Une supposition. Reportons-nous à l’année 1869. Imaginez-vous ceci : — Tropmann vient de commettre son horrible crime. Il va trouver un juge d’instruction et lui dit : « Monsieur, je viens d’assassiner toute une famille : sept personnes, dans le but de m’approprier quelques billets de banque. » Le magistrat répond : « Mon bon ami, mon cher enfant, donnez-moi donc, je vous prie, le produit de votre crime ; j’en ferai un bon usage, et, pour tout le monde, ce sera comme si vous n’aviez jamais tué un lapin. Allez, mon fils, allez, j’efface votre meurtre abominable ; vous êtes, maintenant, aussi pur que le plus parfait honnête homme. Allez, je vous déclare innocent. » Le juge encaisse l’argent de Tropmann, et Tropmann n’est pas poursuivi ; il peut même recommencer ses exploits, assassiner une nouvelle famille Kinck.
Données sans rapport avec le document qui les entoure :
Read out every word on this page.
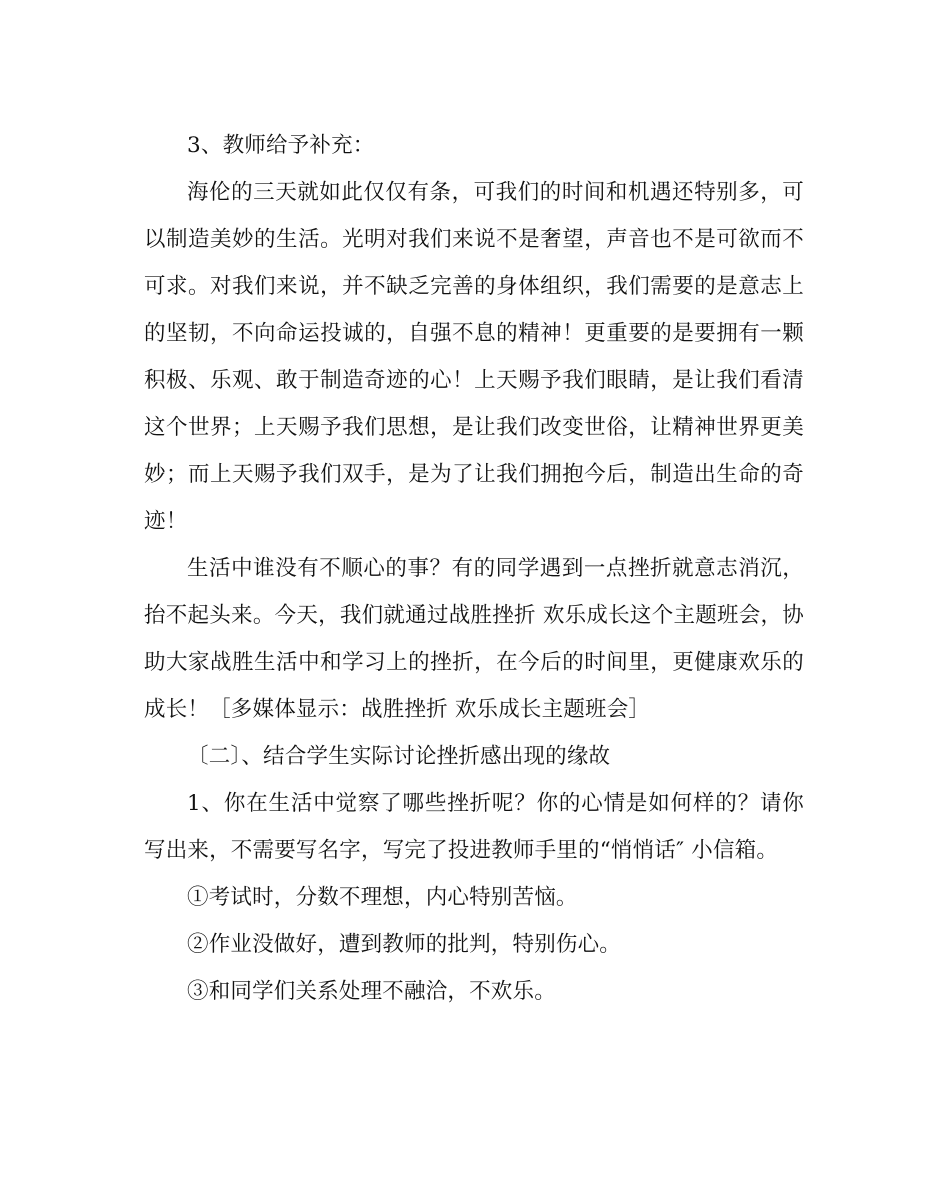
3、教师给予补充：

海伦的三天就如此仅仅有条，可我们的时间和机遇还特别多，可以制造美妙的生活。光明对我们来说不是奢望，声音也不是可欲而不可求。对我们来说，并不缺乏完善的身体组织，我们需要的是意志上的坚韧，不向命运投诚的，自强不息的精神！更重要的是要拥有一颗积极、乐观、敢于制造奇迹的心！上天赐予我们眼睛，是让我们看清这个世界；上天赐予我们思想，是让我们改变世俗，让精神世界更美妙；而上天赐予我们双手，是为了让我们拥抱今后，制造出生命的奇迹！

生活中谁没有不顺心的事？有的同学遇到一点挫折就意志消沉，抬不起头来。今天，我们就通过战胜挫折 欢乐成长这个主题班会，协助大家战胜生活中和学习上的挫折，在今后的时间里，更健康欢乐的成长！［多媒体显示：战胜挫折 欢乐成长主题班会］

〔二〕、结合学生实际讨论挫折感出现的缘故

1、你在生活中觉察了哪些挫折呢？你的心情是如何样的？请你写出来，不需要写名字，写完了投进教师手里的“悄悄话″ 小信箱。

①考试时，分数不理想，内心特别苦恼。

②作业没做好，遭到教师的批判，特别伤心。

③和同学们关系处理不融洽，不欢乐。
Tel est le sacrement de pénitence, qui est le principe de ce qu’on appelle la confession.

Un monsieur, qui s’intitule prêtre, se donne le droit d’innocenter les plus grands coupables, à la condition qu’il se soumettront à une pénitence toujours très commode pour le criminel et surtout très lucrative pour M. le Curé.

On peut commettre tous les crimes, assassiner père et mère, se passer les fantaisies de Monseigneur Maret et de M. le comte de Germiny, détrousser un garçon de recettes et le larder de coups de couteau ; on peut accomplir les plus exécrables forfaits, se souiller des turpitudes les plus obscènes, et les plus dégradantes ; en sortant du confessionnal, on est, d’après l’Église, plus innocent que le bébé qui vient de naître. Une fois l’absolution donnée par le confesseur, Dumollard devient un archange, et Tropmann se transforme en un vrai petit chérubin. — Vous pouvez leur donner vos filles en mariage.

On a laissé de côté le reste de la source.